Layanan Berita Ekspres

SRINAGAR: Karena pihak berwenang tidak menyerahkan jenazah Amir Magray, pemuda yang terbunuh dalam pertemuan Hyderpora, ayah dari pemuda yang terbunuh tersebut mengancam akan memindahkan Pengadilan Tinggi J&K untuk mengembalikan jenazah putranya yang diminta.
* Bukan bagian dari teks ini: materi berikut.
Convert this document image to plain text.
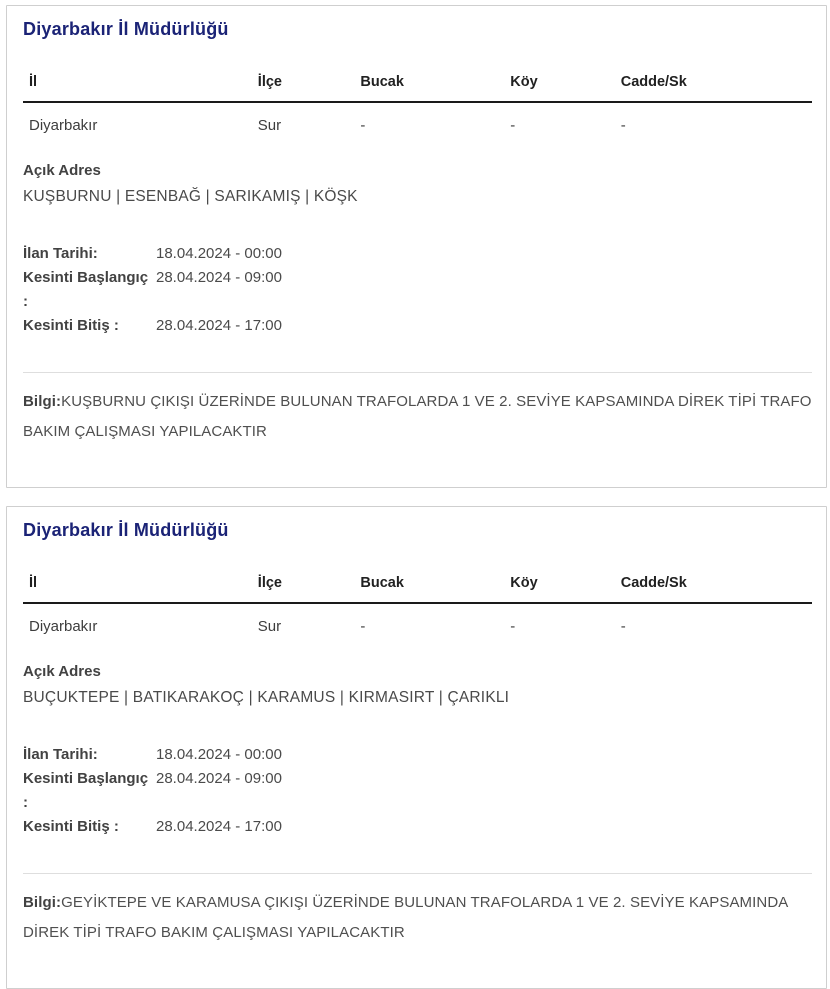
Diyarbakır İl Müdürlüğü
İl	İlçe	Bucak	Köy	Cadde/Sk
Diyarbakır	Sur	-	-	-
Açık Adres
KUŞBURNU | ESENBAĞ | SARIKAMIŞ | KÖŞK
İlan Tarihi:	18.04.2024 - 00:00
Kesinti Başlangıç :
28.04.2024 - 09:00
Kesinti Bitiş :	28.04.2024 - 17:00

Bilgi:KUŞBURNU ÇIKIŞI ÜZERİNDE BULUNAN TRAFOLARDA 1 VE 2. SEVİYE KAPSAMINDA DİREK TİPİ TRAFO BAKIM ÇALIŞMASI YAPILACAKTIR

Diyarbakır İl Müdürlüğü
İl	İlçe	Bucak	Köy	Cadde/Sk
Diyarbakır	Sur	-	-	-
Açık Adres
BUÇUKTEPE | BATIKARAKOÇ | KARAMUS | KIRMASIRT | ÇARIKLI
İlan Tarihi:	18.04.2024 - 00:00
Kesinti Başlangıç :
28.04.2024 - 09:00
Kesinti Bitiş :	28.04.2024 - 17:00

Bilgi:GEYİKTEPE VE KARAMUSA ÇIKIŞI ÜZERİNDE BULUNAN TRAFOLARDA 1 VE 2. SEVİYE KAPSAMINDA DİREK TİPİ TRAFO BAKIM ÇALIŞMASI YAPILACAKTIR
Ayah Abdul Lateef Magray, Amir Magray, yang termasuk di antara empat orang yang tewas dalam bentrokan tanggal 15 November di Hyderpora di Srinagar, mengatakan bahwa jika pemerintah tidak menyerahkan jenazah putranya yang terbunuh kepada keluarganya untuk dimakamkan, mereka akan membuka pintu pemakaman. ketukan pengadilan untuk mendapatkan. keadilan.
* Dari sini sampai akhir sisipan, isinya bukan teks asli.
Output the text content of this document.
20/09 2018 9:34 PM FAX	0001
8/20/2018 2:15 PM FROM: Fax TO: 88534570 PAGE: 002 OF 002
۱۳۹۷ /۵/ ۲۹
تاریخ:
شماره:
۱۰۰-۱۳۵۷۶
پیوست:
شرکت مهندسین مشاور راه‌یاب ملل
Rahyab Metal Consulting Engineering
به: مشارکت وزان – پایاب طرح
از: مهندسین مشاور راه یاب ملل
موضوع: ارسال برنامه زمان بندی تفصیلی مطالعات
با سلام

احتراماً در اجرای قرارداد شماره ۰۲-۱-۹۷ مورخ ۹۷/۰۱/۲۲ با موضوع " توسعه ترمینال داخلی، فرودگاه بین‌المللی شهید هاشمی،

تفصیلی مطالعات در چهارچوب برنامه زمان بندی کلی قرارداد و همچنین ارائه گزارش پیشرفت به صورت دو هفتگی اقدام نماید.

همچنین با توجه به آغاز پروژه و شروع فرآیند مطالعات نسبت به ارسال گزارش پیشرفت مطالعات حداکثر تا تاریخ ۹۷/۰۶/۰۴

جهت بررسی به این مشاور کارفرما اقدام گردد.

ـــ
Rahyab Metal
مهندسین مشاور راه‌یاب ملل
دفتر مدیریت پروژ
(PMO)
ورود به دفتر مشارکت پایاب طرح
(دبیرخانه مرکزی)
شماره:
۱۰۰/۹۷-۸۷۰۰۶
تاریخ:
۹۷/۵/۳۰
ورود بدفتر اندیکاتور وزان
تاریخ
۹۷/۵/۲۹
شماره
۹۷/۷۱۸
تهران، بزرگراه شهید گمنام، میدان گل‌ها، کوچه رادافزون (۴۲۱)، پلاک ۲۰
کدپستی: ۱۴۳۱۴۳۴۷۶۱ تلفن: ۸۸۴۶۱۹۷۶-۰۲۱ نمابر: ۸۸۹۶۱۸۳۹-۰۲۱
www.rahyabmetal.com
“Kami berencana menemui Letnan Gubernur Manoj Sinha untuk memintanya mengembalikan jenazah Amir kami untuk dimakamkan. Jika dia tidak mengembalikan jenazah kami, kami akan pergi ke Pengadilan Tinggi J&K untuk mengambil jenazah putra kami yang terbunuh, yang tidak bersalah dan bukan seorang militan,” katanya.

Namun, polisi mengatakan bahwa seorang militan Pakistan Haider Bhai, rekannya Amir (dari Ramban), Mudasir Gul dan Altaf Bhat tewas dalam pertemuan di Hyderpora. Polisi menguburkan keempat jenazah tersebut di kuburan di Handwara, Kashmir utara. Namun, setelah kemarahan publik dan protes dari keluarga Mudasir dan Altaf, pihak berwenang menyerahkan jenazah kepada mereka.

Adik Amir Magray, Mehmoona, mengatakan ketika pihak berwenang menyerahkan jenazah Mudasir dan Altaf kepada keluarga mereka, “mengapa mereka tidak memberikan jenazah Amir kepada kami”. “Adikku bekerja sebagai pegawai kantor di kantor itu. Dia tidak bersalah. Dia dibunuh secara brutal dan sekarang sayangnya mereka tidak menyerahkan jenazahnya kepada kami,” katanya.

“Kami memohon kepada pihak berwenang untuk menyerahkan jenazahnya kepada kami sehingga kami setidaknya dapat memberinya penguburan yang layak,” katanya, seraya menambahkan: “Kami tidak menuntut penutupan penyelidikan. Pemerintah harus menyelidiki lembaga tersebut untuk mendapatkan fakta. .” Sementara itu, mantan Ketua Menteri J&K dan Wakil Presiden Konferensi Nasional Omar Abdullah mengunjungi keluarga Amir di kediaman mereka di dusun Famrote Ramban pada hari Sabtu untuk menyatakan solidaritas dengan keluarga tersebut.